By the third act, though, everything seems to coalesce and it all comes together in a whirlwind of violence and comedy beats — with the odd exploding head for good measure — that reminds you just how fun a good horror comedy can be when the Wayans Brothers aren’t involved.
After the rousing success that was In Order of Disappearance, films with a Norwegian pedigree shot up to the top of my list of must-sees at Fantasia this year.

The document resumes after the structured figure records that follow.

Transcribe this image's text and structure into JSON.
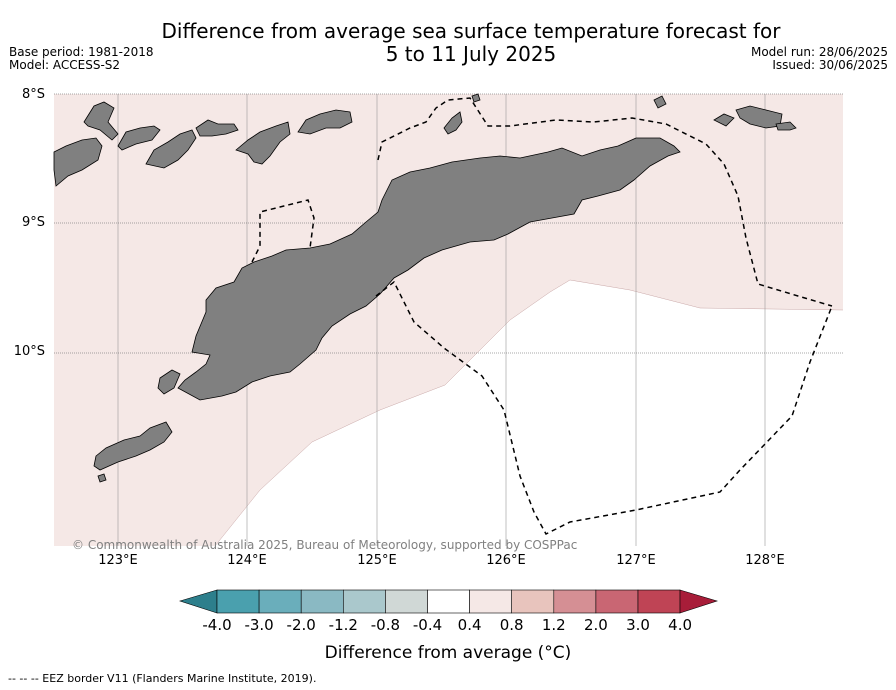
{
  "title_line1": "Difference from average sea surface temperature forecast for",
  "title_line2": "5 to 11 July 2025",
  "base_period": "Base period: 1981-2018",
  "model": "Model: ACCESS-S2",
  "model_run": "Model run: 28/06/2025",
  "issued": "Issued: 30/06/2025",
  "lat_labels": [
    "8°S",
    "9°S",
    "10°S"
  ],
  "lon_labels": [
    "123°E",
    "124°E",
    "125°E",
    "126°E",
    "127°E",
    "128°E"
  ],
  "copyright": "© Commonwealth of Australia 2025, Bureau of Meteorology, supported by COSPPac",
  "colorbar": {
    "ticks": [
      "-4.0",
      "-3.0",
      "-2.0",
      "-1.2",
      "-0.8",
      "-0.4",
      "0.4",
      "0.8",
      "1.2",
      "2.0",
      "3.0",
      "4.0"
    ],
    "colors": [
      "#2d7f8c",
      "#4aa0ae",
      "#6aaebb",
      "#8ab9c3",
      "#aac8cc",
      "#d0d8d6",
      "#ffffff",
      "#f5e8e6",
      "#e8c4bd",
      "#d58f94",
      "#c96673",
      "#bf4455",
      "#a81d39"
    ],
    "label": "Difference from average (°C)"
  },
  "legend_footnote": "--  --  -- EEZ border V11 (Flanders Marine Institute, 2019).",
  "map_colors": {
    "land": "#808080",
    "ocean_warm": "#f5e8e6",
    "ocean_neutral": "#ffffff"
  }
}
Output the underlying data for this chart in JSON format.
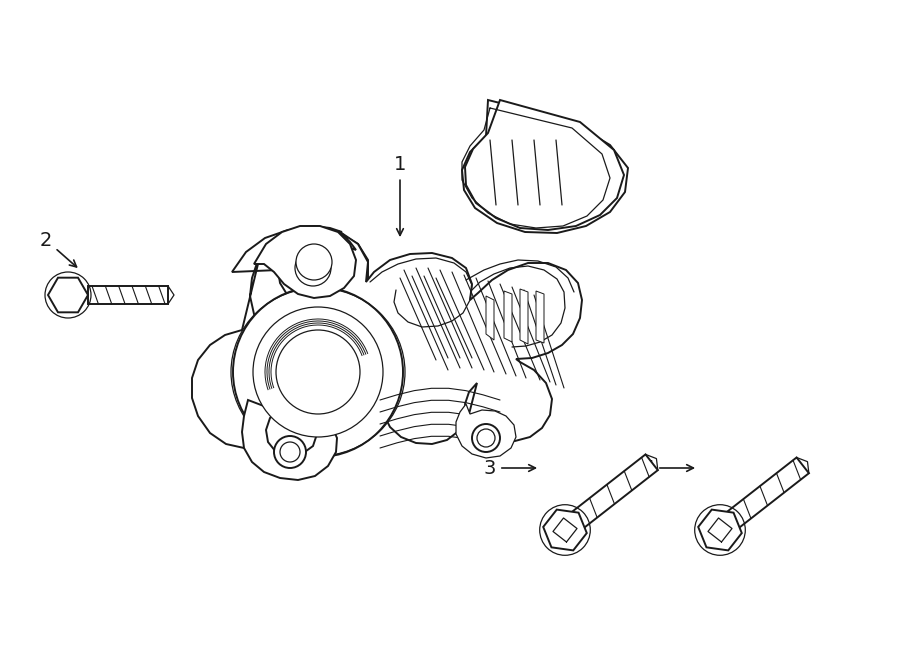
{
  "bg_color": "#ffffff",
  "line_color": "#1a1a1a",
  "lw": 1.4,
  "lw_thin": 0.9,
  "lw_thick": 1.8,
  "fig_width": 9.0,
  "fig_height": 6.61,
  "dpi": 100
}
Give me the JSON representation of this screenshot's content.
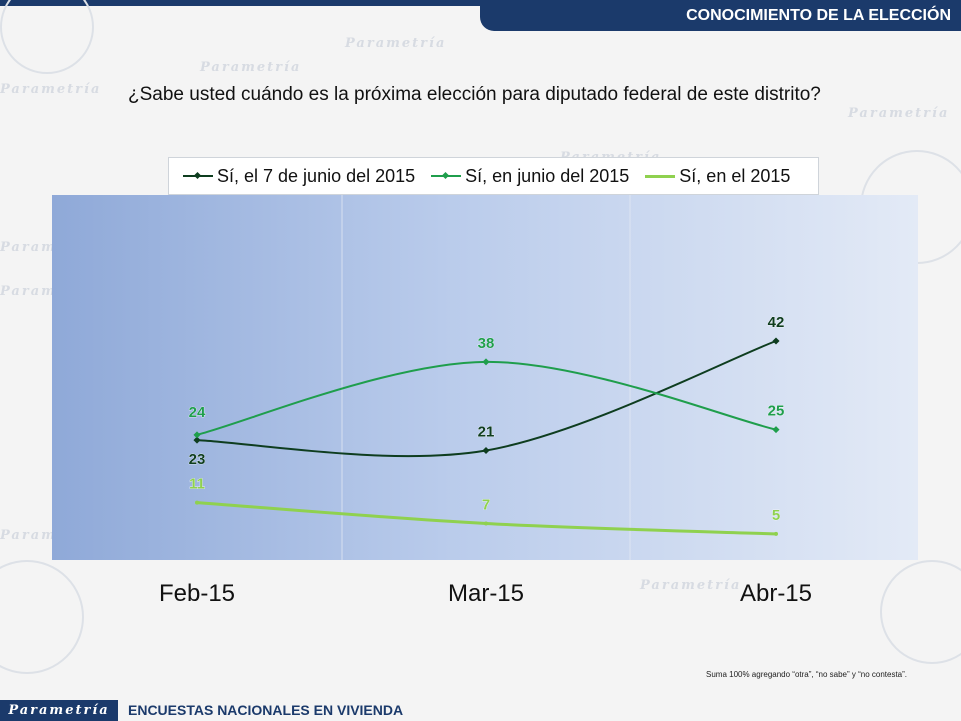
{
  "header": {
    "section_title": "CONOCIMIENTO DE LA ELECCIÓN"
  },
  "question": "¿Sabe usted cuándo es la próxima elección para diputado federal de este distrito?",
  "chart_data": {
    "type": "line",
    "categories": [
      "Feb-15",
      "Mar-15",
      "Abr-15"
    ],
    "series": [
      {
        "name": "Sí, el 7 de junio del 2015",
        "values": [
          23,
          21,
          42
        ],
        "color": "#0e3d1f"
      },
      {
        "name": "Sí, en junio del 2015",
        "values": [
          24,
          38,
          25
        ],
        "color": "#1f9e4c"
      },
      {
        "name": "Sí, en el 2015",
        "values": [
          11,
          7,
          5
        ],
        "color": "#8fd14f"
      }
    ],
    "ylim": [
      0,
      70
    ],
    "legend_position": "top",
    "grid": false,
    "title": "",
    "xlabel": "",
    "ylabel": ""
  },
  "footnote": "Suma 100% agregando “otra”, “no sabe” y “no contesta”.",
  "footer": {
    "brand": "Parametría",
    "label": "ENCUESTAS NACIONALES  EN VIVIENDA"
  }
}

That’s how I found myself at When Animals Dream, a psuedo-werewolf flick that seems to be angling to be the lycanthropic equivalent of Let The Right One In.
Like Ginger Snaps before it, When Animals Dream uses werewolves as a metaphor for puberty and female sexuality, a metaphor that seems most obvious when one character tells the juvenile protagonist that she’ll soon be experience new hair growth and mood swings, to a knowing chuckle from the audience. Other times it feels almost akin to 2011’s Turn me On, God Dammit but with a protagonist who bites a few more peoples’ faces off.
The film, to say the least, is gorgeously well-shot, taking full effect of the desolate landscape in a way that Norwegian films seemingly have to do by law. The cast are all excellent, particularly the young lead played by first timer Sonia Suhl. However, when the inevitable comparison to Let the Right One In comes up, When Animals Dream will most likely come up short for most fans. Which isn’t to say that it isn’t great, but the comparison is unavoidable at times and really, what movie can compare favorably to Let the Right One In?